Willingness to alter original plans
For example, our meat manufacturing client decided to replicate an existing plant’s process layout from receiving through packaging in their new greenfield project. However, we soon realized that the existing facility’s packaging layout could be revised for the greenfield project, creating a more efficient layout with the available space. The new layout reduced the amount of conveyors and eliminated conveyors crossing over each other with product. This design modification also created additional space for a future automation packaging line.
Because the client was flexible and willing to alter their original plan, we designed a packaging space that better suited their needs, streamlining the packaging conveyors and facilitating space for equipment expansion.
For your food plant project, ensure you engage a design-build firm that is willing to be flexible, too.

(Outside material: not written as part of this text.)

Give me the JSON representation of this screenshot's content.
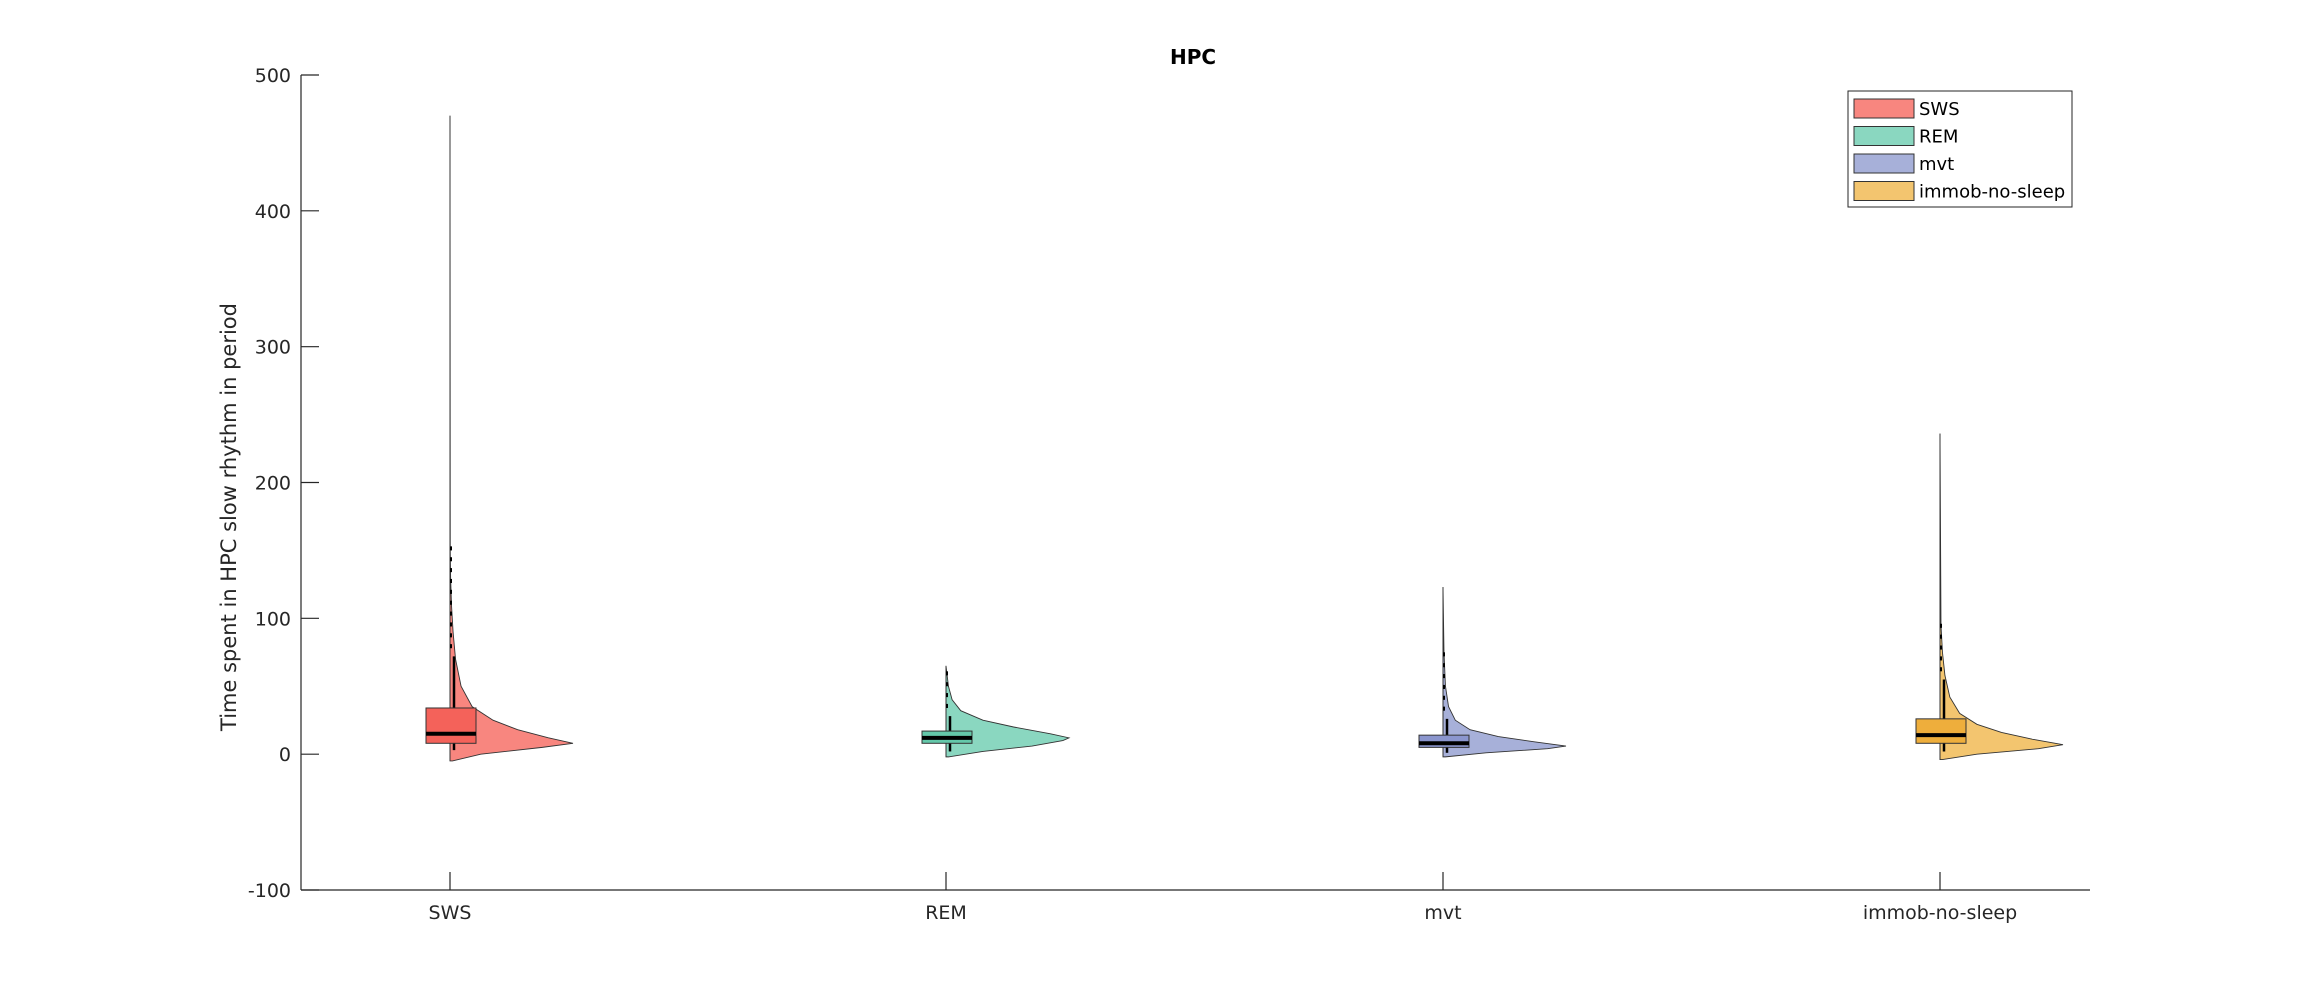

After learning the details of the smokehouse, we altered our original plan for the interstitial space. Early communication allowed our team to install catwalks and stairs in the interstitial space—or, the space between floors—instead of ladders, providing employees with easier access to the smokehouse.
No matter your industry, all new facilities can present difficulties in the construction phase. From working with a multitude of clients, we have learned the best way to overcome those challenges are through communication and flexibility.